Bill Whittle Day!
Only posting a link, or, rather two videos.
Ash Wednesday is tomorrow. In honor of Mardi Gras (Fat Tuesday, for you non-francophiles) we have a festival of Bill Whittle: End of the Beginning and Free Frontier.
END OF THE BEGINNING:
There is a rather nice science fiction story hidden somewhere in this analysis, which ties the form of government roughly to the surrounding social power structure, including the basic form of the economy, either husbandmen of the Agrarian Revolution, factory hand of the Industrial Revolution, or programmer of the Information Revolution.
Whether one agrees or not with Mr. Whittle analysis of the Tea Party movement, anyone not blindly partisan must see that his description of the causes behind this cause is more convincing because more detailed, than the voices that just call them racists. True or false, there is something to think about in what Whittle says about them. The racist slur is merely a button-push. If you have not been conditioned Pavlov-style to have the correct frothy-mouth rage reaction, the button does not click, and pushing it again harder will not make it click. When a push-button slander works or when it does not work, either way, there is nothing to think about.
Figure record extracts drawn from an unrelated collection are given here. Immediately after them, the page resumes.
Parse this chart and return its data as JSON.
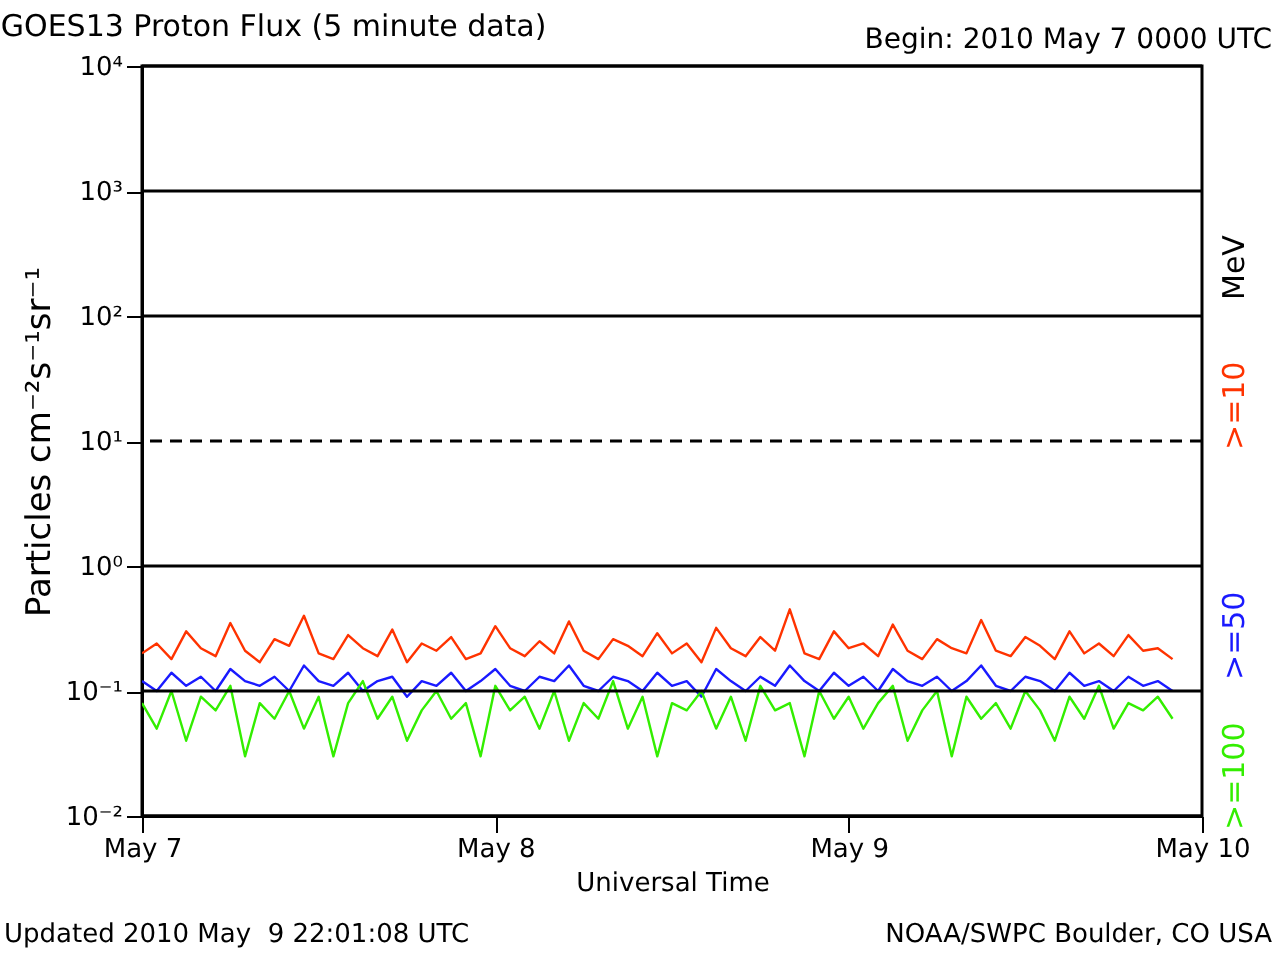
{
  "chart_data": {
    "type": "line",
    "title": "GOES13 Proton Flux (5 minute data)",
    "subtitle": "Begin: 2010 May 7 0000 UTC",
    "xlabel": "Universal Time",
    "ylabel": "Particles cm⁻²s⁻¹sr⁻¹",
    "legend_title": "MeV",
    "annotations": [
      "Updated 2010 May  9 22:01:08 UTC",
      "NOAA/SWPC Boulder, CO USA"
    ],
    "x": [
      "2010-05-07T00:00",
      "2010-05-07T01:00",
      "2010-05-07T02:00",
      "2010-05-07T03:00",
      "2010-05-07T04:00",
      "2010-05-07T05:00",
      "2010-05-07T06:00",
      "2010-05-07T07:00",
      "2010-05-07T08:00",
      "2010-05-07T09:00",
      "2010-05-07T10:00",
      "2010-05-07T11:00",
      "2010-05-07T12:00",
      "2010-05-07T13:00",
      "2010-05-07T14:00",
      "2010-05-07T15:00",
      "2010-05-07T16:00",
      "2010-05-07T17:00",
      "2010-05-07T18:00",
      "2010-05-07T19:00",
      "2010-05-07T20:00",
      "2010-05-07T21:00",
      "2010-05-07T22:00",
      "2010-05-07T23:00",
      "2010-05-08T00:00",
      "2010-05-08T01:00",
      "2010-05-08T02:00",
      "2010-05-08T03:00",
      "2010-05-08T04:00",
      "2010-05-08T05:00",
      "2010-05-08T06:00",
      "2010-05-08T07:00",
      "2010-05-08T08:00",
      "2010-05-08T09:00",
      "2010-05-08T10:00",
      "2010-05-08T11:00",
      "2010-05-08T12:00",
      "2010-05-08T13:00",
      "2010-05-08T14:00",
      "2010-05-08T15:00",
      "2010-05-08T16:00",
      "2010-05-08T17:00",
      "2010-05-08T18:00",
      "2010-05-08T19:00",
      "2010-05-08T20:00",
      "2010-05-08T21:00",
      "2010-05-08T22:00",
      "2010-05-08T23:00",
      "2010-05-09T00:00",
      "2010-05-09T01:00",
      "2010-05-09T02:00",
      "2010-05-09T03:00",
      "2010-05-09T04:00",
      "2010-05-09T05:00",
      "2010-05-09T06:00",
      "2010-05-09T07:00",
      "2010-05-09T08:00",
      "2010-05-09T09:00",
      "2010-05-09T10:00",
      "2010-05-09T11:00",
      "2010-05-09T12:00",
      "2010-05-09T13:00",
      "2010-05-09T14:00",
      "2010-05-09T15:00",
      "2010-05-09T16:00",
      "2010-05-09T17:00",
      "2010-05-09T18:00",
      "2010-05-09T19:00",
      "2010-05-09T20:00",
      "2010-05-09T21:00",
      "2010-05-09T22:00"
    ],
    "series": [
      {
        "name": ">=10",
        "color": "#ff3300",
        "values": [
          0.2,
          0.24,
          0.18,
          0.3,
          0.22,
          0.19,
          0.35,
          0.21,
          0.17,
          0.26,
          0.23,
          0.4,
          0.2,
          0.18,
          0.28,
          0.22,
          0.19,
          0.31,
          0.17,
          0.24,
          0.21,
          0.27,
          0.18,
          0.2,
          0.33,
          0.22,
          0.19,
          0.25,
          0.2,
          0.36,
          0.21,
          0.18,
          0.26,
          0.23,
          0.19,
          0.29,
          0.2,
          0.24,
          0.17,
          0.32,
          0.22,
          0.19,
          0.27,
          0.21,
          0.45,
          0.2,
          0.18,
          0.3,
          0.22,
          0.24,
          0.19,
          0.34,
          0.21,
          0.18,
          0.26,
          0.22,
          0.2,
          0.37,
          0.21,
          0.19,
          0.27,
          0.23,
          0.18,
          0.3,
          0.2,
          0.24,
          0.19,
          0.28,
          0.21,
          0.22,
          0.18
        ]
      },
      {
        "name": ">=50",
        "color": "#1a1aff",
        "values": [
          0.12,
          0.1,
          0.14,
          0.11,
          0.13,
          0.1,
          0.15,
          0.12,
          0.11,
          0.13,
          0.1,
          0.16,
          0.12,
          0.11,
          0.14,
          0.1,
          0.12,
          0.13,
          0.09,
          0.12,
          0.11,
          0.14,
          0.1,
          0.12,
          0.15,
          0.11,
          0.1,
          0.13,
          0.12,
          0.16,
          0.11,
          0.1,
          0.13,
          0.12,
          0.1,
          0.14,
          0.11,
          0.12,
          0.09,
          0.15,
          0.12,
          0.1,
          0.13,
          0.11,
          0.16,
          0.12,
          0.1,
          0.14,
          0.11,
          0.13,
          0.1,
          0.15,
          0.12,
          0.11,
          0.13,
          0.1,
          0.12,
          0.16,
          0.11,
          0.1,
          0.13,
          0.12,
          0.1,
          0.14,
          0.11,
          0.12,
          0.1,
          0.13,
          0.11,
          0.12,
          0.1
        ]
      },
      {
        "name": ">=100",
        "color": "#33ee00",
        "values": [
          0.08,
          0.05,
          0.1,
          0.04,
          0.09,
          0.07,
          0.11,
          0.03,
          0.08,
          0.06,
          0.1,
          0.05,
          0.09,
          0.03,
          0.08,
          0.12,
          0.06,
          0.09,
          0.04,
          0.07,
          0.1,
          0.06,
          0.08,
          0.03,
          0.11,
          0.07,
          0.09,
          0.05,
          0.1,
          0.04,
          0.08,
          0.06,
          0.12,
          0.05,
          0.09,
          0.03,
          0.08,
          0.07,
          0.1,
          0.05,
          0.09,
          0.04,
          0.11,
          0.07,
          0.08,
          0.03,
          0.1,
          0.06,
          0.09,
          0.05,
          0.08,
          0.11,
          0.04,
          0.07,
          0.1,
          0.03,
          0.09,
          0.06,
          0.08,
          0.05,
          0.1,
          0.07,
          0.04,
          0.09,
          0.06,
          0.11,
          0.05,
          0.08,
          0.07,
          0.09,
          0.06
        ]
      }
    ],
    "log": "y",
    "xlim": [
      "2010-05-07",
      "2010-05-10"
    ],
    "xticks": [
      {
        "value": "2010-05-07",
        "label": "May 7"
      },
      {
        "value": "2010-05-08",
        "label": "May 8"
      },
      {
        "value": "2010-05-09",
        "label": "May 9"
      },
      {
        "value": "2010-05-10",
        "label": "May 10"
      }
    ],
    "ylim": [
      0.01,
      10000
    ],
    "yticks": [
      {
        "value": 0.01,
        "label": "10⁻²"
      },
      {
        "value": 0.1,
        "label": "10⁻¹"
      },
      {
        "value": 1,
        "label": "10⁰"
      },
      {
        "value": 10,
        "label": "10¹"
      },
      {
        "value": 100,
        "label": "10²"
      },
      {
        "value": 1000,
        "label": "10³"
      },
      {
        "value": 10000,
        "label": "10⁴"
      }
    ],
    "ref_lines": [
      {
        "axis": "y",
        "value": 10,
        "line_style": "dashed"
      }
    ],
    "grid": "y",
    "legend": "right",
    "line_style": "solid",
    "marker": "none"
  }
}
Myself, I know only two guys in the Tea Party movement: one of them is a guy from Japan and married an oriental wife and the other one is a Black guy. The ability to halt a movement with a one-word slander is severely limited in an era where the party no longer controls all the media.
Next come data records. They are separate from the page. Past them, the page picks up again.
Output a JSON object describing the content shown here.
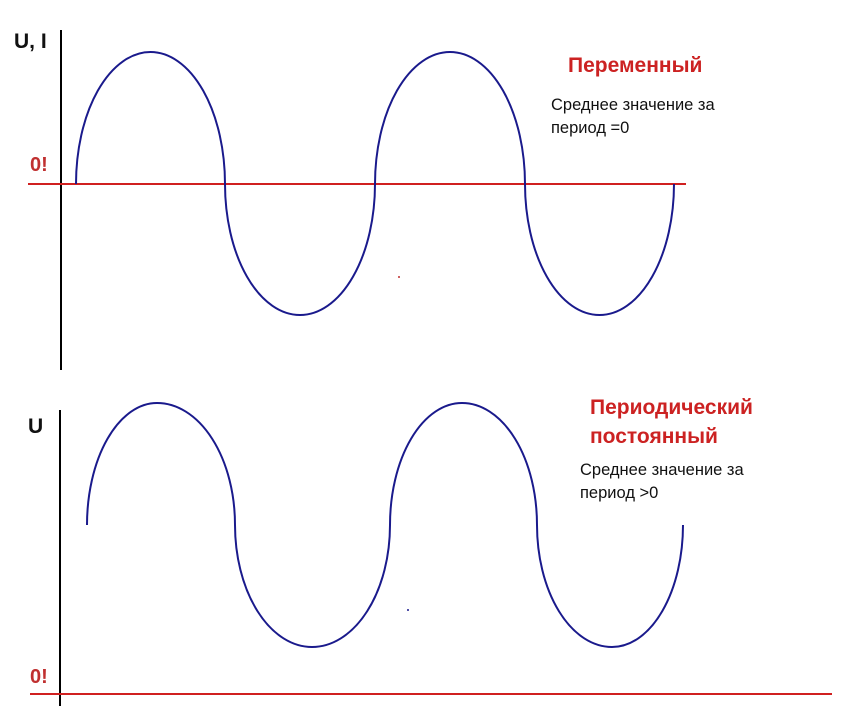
{
  "colors": {
    "wave": "#1a1a8c",
    "zero_line": "#d02020",
    "axis": "#000000",
    "title": "#cc2222"
  },
  "top_panel": {
    "axis_label": "U, I",
    "zero_label": "0!",
    "title": "Переменный",
    "note_line1": "Среднее значение за",
    "note_line2": "период =0"
  },
  "bottom_panel": {
    "axis_label": "U",
    "zero_label": "0!",
    "title_line1": "Периодический",
    "title_line2": "постоянный",
    "note_line1": "Среднее значение за",
    "note_line2": "период >0"
  }
}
No matter which side I was on, I would see which side I would bet on to win. You cannot beat something with nothing. You cannot beat an argument — good or bad — with a non-argument.
I say “good or bad” because the international communist movement, which was “bad” in that it had about the most illogical and most morally depraved argument one can imagine “analyzing” the causes and solutions to the discontent accompanying industrialization, won over more than half the world in one generation, and merely because, so far as I can see, no one until quite late in the game stood up to argue against them: FA Hayek and Ludwig von Mises for the economic argument, Ayn Rand for the moral argument. Marx wrote in the 1890’s, and these authors were half a century later.
FREE FRONTIER:
And for your further viewing pleasure, a topic near and dear to my heart, space exploration:
Armadillo Aerospace is funded by the guy who make DOOM, my favorite first person shooter.
I cannot behold Spaceship One without fainting like a bobbysoxer seeing Sinatra. I am reminded of the Heinlein characters like Delos D. Harriman, the man who sold the moon. Dreams do come true, sciencefictioneers. Ad Astra!